C’est que le marché du droit ne subit pas une tension aussi forte que celui de l’informatique, où il est parfois compliqué de trouver certains profils. D’après les sociétés de recrutement spécialisées, l’offre et la demande ont tendance à s’équilibrer dans le secteur juridique. Ce qui n’empêche pas le marché de poursuivre sa croissance. ” Nous vivons dans un monde de plus en plus juridique. Les particuliers et les entreprises font de plus en plus appel aux tribunaux. Et le risque juridique est devenu une composante importante dans la stratégie de l’entreprise. Résultat : les besoins augmentent pour les profils de juristes, fiscalistes et spécialistes de la compliance “, analyse Marc Vereecken, CEO de Lexius Staffing.

Un marché dynamique

Les entreprises recherchent principalement des professionnels du droit des affaires au sens large. Mais les juristes spécialisés dans d’autres matières sont également très demandés, notamment en droit social, droit fiscal, marchés publics, compliance (respect des réglementations), droit intellectuel, droit immobilier… Cette diversification croissante des profils recherchés contribue à l’augmentation du nombre de candidats au legal interim. ” Le marché est très actif et dynamique. Le bouche-à-oreille fonctionne très bien “, témoigne Céline Chomé (USG Professionals).

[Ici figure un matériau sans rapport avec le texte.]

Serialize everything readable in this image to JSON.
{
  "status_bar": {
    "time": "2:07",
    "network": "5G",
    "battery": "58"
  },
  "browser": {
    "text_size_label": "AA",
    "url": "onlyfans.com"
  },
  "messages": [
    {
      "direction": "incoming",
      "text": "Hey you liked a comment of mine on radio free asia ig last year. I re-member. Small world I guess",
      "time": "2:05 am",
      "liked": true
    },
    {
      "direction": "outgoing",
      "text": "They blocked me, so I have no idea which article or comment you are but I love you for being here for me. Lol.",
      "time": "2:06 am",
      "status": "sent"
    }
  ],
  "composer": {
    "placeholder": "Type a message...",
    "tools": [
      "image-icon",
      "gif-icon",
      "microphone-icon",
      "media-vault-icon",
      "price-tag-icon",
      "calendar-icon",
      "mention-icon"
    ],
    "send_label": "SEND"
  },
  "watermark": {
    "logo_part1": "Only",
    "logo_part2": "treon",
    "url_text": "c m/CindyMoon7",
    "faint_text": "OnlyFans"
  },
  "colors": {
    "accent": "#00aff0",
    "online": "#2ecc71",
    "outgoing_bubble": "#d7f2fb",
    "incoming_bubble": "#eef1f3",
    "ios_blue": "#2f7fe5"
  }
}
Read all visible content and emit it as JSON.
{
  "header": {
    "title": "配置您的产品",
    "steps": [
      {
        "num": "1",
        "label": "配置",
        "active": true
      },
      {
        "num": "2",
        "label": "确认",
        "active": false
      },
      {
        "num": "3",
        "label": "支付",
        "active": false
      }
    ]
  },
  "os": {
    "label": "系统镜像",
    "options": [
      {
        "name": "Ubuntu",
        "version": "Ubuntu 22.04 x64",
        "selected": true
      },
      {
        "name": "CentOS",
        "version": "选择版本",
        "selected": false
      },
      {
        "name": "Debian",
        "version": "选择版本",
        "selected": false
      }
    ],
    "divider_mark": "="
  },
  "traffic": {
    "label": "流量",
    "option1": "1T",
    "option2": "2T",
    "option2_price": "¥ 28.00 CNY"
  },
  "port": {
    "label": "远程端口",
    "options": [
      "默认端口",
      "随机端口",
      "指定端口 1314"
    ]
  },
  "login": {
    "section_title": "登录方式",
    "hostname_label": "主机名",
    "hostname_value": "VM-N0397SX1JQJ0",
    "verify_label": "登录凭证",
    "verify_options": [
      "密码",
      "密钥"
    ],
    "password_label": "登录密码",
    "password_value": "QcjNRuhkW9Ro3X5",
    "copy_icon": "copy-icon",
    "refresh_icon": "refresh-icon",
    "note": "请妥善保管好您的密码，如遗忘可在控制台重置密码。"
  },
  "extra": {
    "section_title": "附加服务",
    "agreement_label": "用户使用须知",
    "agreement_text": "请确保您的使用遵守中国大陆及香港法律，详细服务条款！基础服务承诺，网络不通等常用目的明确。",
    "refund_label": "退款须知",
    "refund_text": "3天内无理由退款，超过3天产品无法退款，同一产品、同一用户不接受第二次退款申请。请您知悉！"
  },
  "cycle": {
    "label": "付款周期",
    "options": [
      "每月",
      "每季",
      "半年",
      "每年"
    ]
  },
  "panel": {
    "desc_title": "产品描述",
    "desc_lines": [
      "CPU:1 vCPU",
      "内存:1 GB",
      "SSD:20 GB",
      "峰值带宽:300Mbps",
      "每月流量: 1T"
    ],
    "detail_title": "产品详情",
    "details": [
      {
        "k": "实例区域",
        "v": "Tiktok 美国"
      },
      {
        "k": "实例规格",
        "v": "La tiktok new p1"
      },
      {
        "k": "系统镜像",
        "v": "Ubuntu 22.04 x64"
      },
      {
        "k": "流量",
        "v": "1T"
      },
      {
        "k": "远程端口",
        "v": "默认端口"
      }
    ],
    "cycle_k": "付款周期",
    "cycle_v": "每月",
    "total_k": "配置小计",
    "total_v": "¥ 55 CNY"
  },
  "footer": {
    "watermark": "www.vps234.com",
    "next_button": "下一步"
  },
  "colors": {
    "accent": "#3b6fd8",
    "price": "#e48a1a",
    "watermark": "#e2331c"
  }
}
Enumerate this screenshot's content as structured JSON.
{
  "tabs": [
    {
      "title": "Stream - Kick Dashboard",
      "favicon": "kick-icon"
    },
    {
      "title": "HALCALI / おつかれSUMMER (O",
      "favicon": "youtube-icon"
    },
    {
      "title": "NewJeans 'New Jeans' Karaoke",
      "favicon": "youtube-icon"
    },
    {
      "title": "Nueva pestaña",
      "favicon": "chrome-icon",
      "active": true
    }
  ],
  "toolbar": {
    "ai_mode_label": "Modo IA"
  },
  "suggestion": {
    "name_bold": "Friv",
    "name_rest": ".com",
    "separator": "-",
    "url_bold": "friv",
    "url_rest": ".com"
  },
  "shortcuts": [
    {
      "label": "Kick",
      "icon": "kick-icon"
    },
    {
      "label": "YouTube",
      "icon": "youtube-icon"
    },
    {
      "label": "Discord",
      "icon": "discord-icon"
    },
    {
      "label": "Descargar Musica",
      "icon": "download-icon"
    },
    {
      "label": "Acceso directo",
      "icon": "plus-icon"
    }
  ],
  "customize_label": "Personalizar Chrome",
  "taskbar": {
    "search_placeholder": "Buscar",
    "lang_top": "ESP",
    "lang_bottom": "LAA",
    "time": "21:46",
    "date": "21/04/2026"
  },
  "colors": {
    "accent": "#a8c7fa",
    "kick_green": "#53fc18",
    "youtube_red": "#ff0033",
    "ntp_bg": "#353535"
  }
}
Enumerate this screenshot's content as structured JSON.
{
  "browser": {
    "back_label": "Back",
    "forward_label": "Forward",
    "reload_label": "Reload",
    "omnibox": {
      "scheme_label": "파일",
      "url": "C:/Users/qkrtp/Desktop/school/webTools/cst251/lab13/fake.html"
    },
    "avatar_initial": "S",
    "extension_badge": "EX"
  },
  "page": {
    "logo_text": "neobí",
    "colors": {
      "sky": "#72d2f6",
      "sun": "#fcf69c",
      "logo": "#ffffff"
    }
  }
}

Les grandes entreprises, notamment dans le secteur bancaire, l’industrie ou l’énergie, sont les plus gros consommateurs de ces ” juristes volants “. Mais les PME commencent à s’intéresser à cette formule. Peu enclines à engager un juriste à temps plein, elles voient leurs frais d’avocats exploser. Entre les deux solutions, un intérimaire employé à temps partiel peut faire l’affaire. Autre créneau d’avenir : les études de notaires. ” La demande est énorme, pointe Philippe Jadoul (Vialegis). Les études emploient entre cinq et 15 personnes. Si une absence se prolonge, un renfort temporaire peut vite s’avérer nécessaire. ” Même si c’est encore relativement rare, les cabinets d’avocats eux-mêmes font aussi appel aux sociétés de recrutement pour pallier à un départ ou une absence, ou pour renforcer pendant quelques mois une équipe qui travaille sur une grosse opération. L’intérim juridique se décline sous toutes les formes.